First of all, respect for making the contract immutable. That is quite rare these days, even though immutability was originally one of the main features of smart contracts.
Second, I have a question. I see that the contract has an administrator, or owner, and also a committer. Usually, administrators or privileged roles have special rights that regular users do not have - that is the whole point of defining such roles in a smart contract.
Could you please clarify what rights the owner and the committer have in your contract?
You wrote:
The team receives nothing and doesn't control the distribution — it's all hardcoded.

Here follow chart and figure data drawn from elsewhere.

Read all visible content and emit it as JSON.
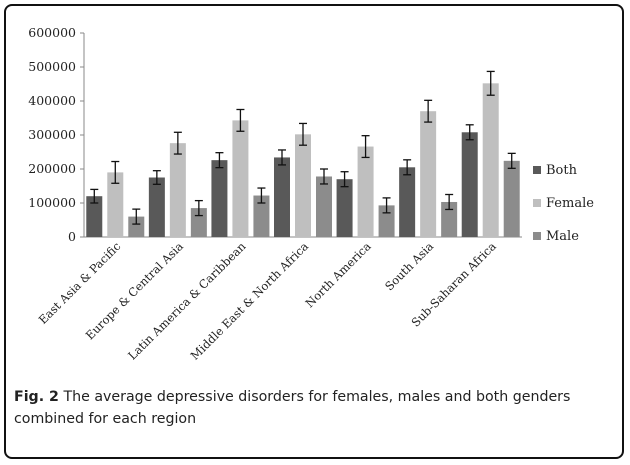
{
  "chart_data": {
    "type": "bar",
    "categories": [
      "East Asia & Pacific",
      "Europe & Central Asia",
      "Latin America & Caribbean",
      "Middle East & North Africa",
      "North America",
      "South Asia",
      "Sub-Saharan Africa"
    ],
    "series": [
      {
        "name": "Both",
        "color": "#595959",
        "values": [
          120000,
          175000,
          226000,
          234000,
          170000,
          205000,
          308000
        ],
        "error": [
          20000,
          20000,
          22000,
          22000,
          22000,
          22000,
          22000
        ]
      },
      {
        "name": "Female",
        "color": "#bfbfbf",
        "values": [
          190000,
          276000,
          343000,
          302000,
          266000,
          370000,
          452000
        ],
        "error": [
          32000,
          32000,
          32000,
          32000,
          32000,
          32000,
          35000
        ]
      },
      {
        "name": "Male",
        "color": "#8c8c8c",
        "values": [
          60000,
          85000,
          122000,
          178000,
          93000,
          103000,
          224000
        ],
        "error": [
          22000,
          22000,
          22000,
          22000,
          22000,
          22000,
          22000
        ]
      }
    ],
    "ylim": [
      0,
      600000
    ],
    "yticks": [
      "0",
      "100000",
      "200000",
      "300000",
      "400000",
      "500000",
      "600000"
    ],
    "legend_position": "right",
    "grid": false
  },
  "caption": {
    "label": "Fig. 2",
    "text": "The average depressive disorders for females, males and both genders combined for each region"
  }
}
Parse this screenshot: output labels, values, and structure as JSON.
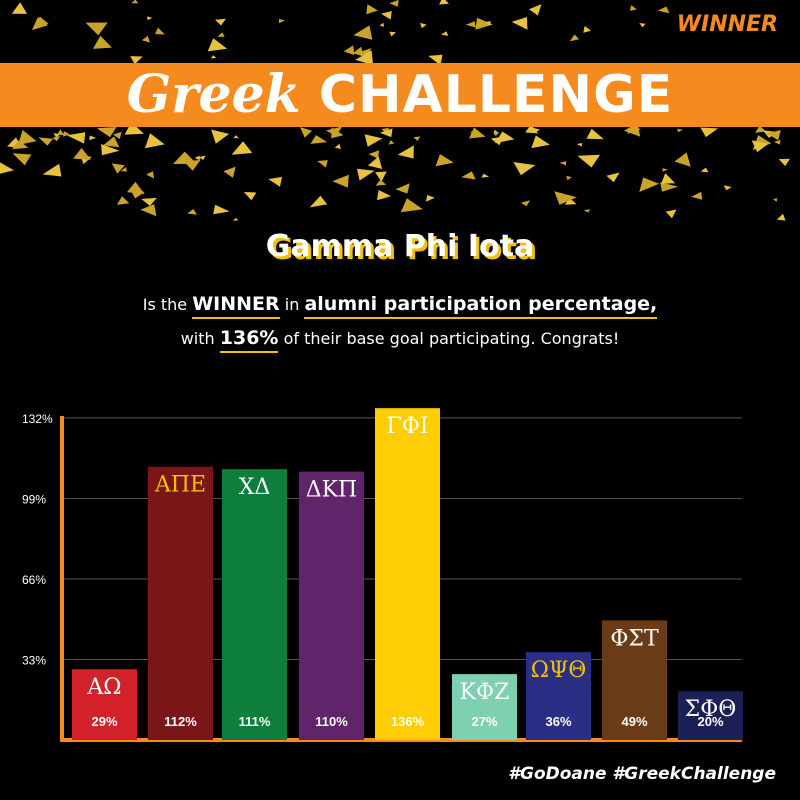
{
  "header": {
    "tag": "WINNER",
    "title_script": "Greek",
    "title_bold": "CHALLENGE"
  },
  "winner": {
    "name": "Gamma Phi Iota",
    "line1_pre": "Is the",
    "line1_winner": "WINNER",
    "line1_mid": "in",
    "line1_metric": "alumni participation percentage,",
    "line2_pre": "with",
    "line2_value": "136%",
    "line2_post": "of their base goal participating. Congrats!"
  },
  "footer": {
    "hashtags": "#GoDoane #GreekChallenge"
  },
  "colors": {
    "accent": "#f58a1f",
    "gold": "#f2c200",
    "background": "#000000"
  },
  "chart_data": {
    "type": "bar",
    "ylim": [
      0,
      135
    ],
    "yticks": [
      {
        "value": 33,
        "label": "33%"
      },
      {
        "value": 66,
        "label": "66%"
      },
      {
        "value": 99,
        "label": "99%"
      },
      {
        "value": 132,
        "label": "132%"
      }
    ],
    "grid": true,
    "categories": [
      "ΑΩ",
      "ΑΠΕ",
      "ΧΔ",
      "ΔΚΠ",
      "ΓΦΙ",
      "ΚΦΖ",
      "ΩΨΘ",
      "ΦΣΤ",
      "ΣΦΘ"
    ],
    "values": [
      29,
      112,
      111,
      110,
      136,
      27,
      36,
      49,
      20
    ],
    "value_labels": [
      "29%",
      "112%",
      "111%",
      "110%",
      "136%",
      "27%",
      "36%",
      "49%",
      "20%"
    ],
    "bar_colors": [
      "#d3212a",
      "#7a1518",
      "#0d7e3c",
      "#5f2469",
      "#fecd06",
      "#7fcfb1",
      "#2b2e85",
      "#6a3b16",
      "#1d1f57"
    ],
    "name_colors": [
      "#ffffff",
      "#f2c200",
      "#ffffff",
      "#ffffff",
      "#ffffff",
      "#ffffff",
      "#f2c200",
      "#ffffff",
      "#ffffff"
    ]
  }
}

So they cannot influence the following functions: proposeWinner, proposeLeaderboard, cancelWinner, cancelLeaderboard, setExcludedWinner, freezeExcluded, finalizeWinner, and finalizeLeaderboard. Is this correct?
And if they cannot influence the distribution of tokens in any way, then what is the practical purpose of having the owner and committer roles in this contract?
Good question — and a fair correction to make first: the team is not "unable to influence" those functions. There is influence, but it's bounded — the roles can only propose, cancel, or block; never redirect funds.
committer (hot gas key): publishes the snapshot root (commitDailyRoot), and can proposeWinner / proposeLeaderboard. But a proposed winner must be provably in the latest published snapshot as active (Merkle proof, lastActiveCount == 1, not excluded), and leader payouts are capped to ≤3 addresses and ≤ the accrued pool. It cannot name an outsider or exceed the pool, and it cannot finalize or withdraw anything.
owner (2-of-3 multisig): an emergency brake, not a hand on the wallet. It can cancelWinner / cancelLeaderboard (only cancel a pending proposal in the challenge window), setExcludedWinner (only bar addresses from winning — that's where team addresses go), freezeExcluded, rotate the committer via timelock, and set the audit URL. It cannot name a winner, withdraw the pool, or speed up a payout.
Who actually pays out? finalizeWinner, finalizeLeaderboard, claimRefund, triggerDissolution are permissionless — anyone calls them after the window. The payout needs neither role.
Why the roles exist: all heavy logic (pixel accounting, referrals) is off-chain, so committer must push the root and propose — strictly inside published data. owner is the kill switch to cancel a wrong/challenged proposal.
Worst case — full collusion of both. They still can't take the pool. The most they can do is stop publishing snapshots; after 5 idle days the dead-man switch lets anyone call triggerDissolution, returning the pool (plus leaderboard escrow) to participants via claimRefund. So there are exactly two outcomes: (a) the legitimate winner from the public snapshot, or (b) a refund to everyone. "Funds to the team" is simply not a function that exists in the contract.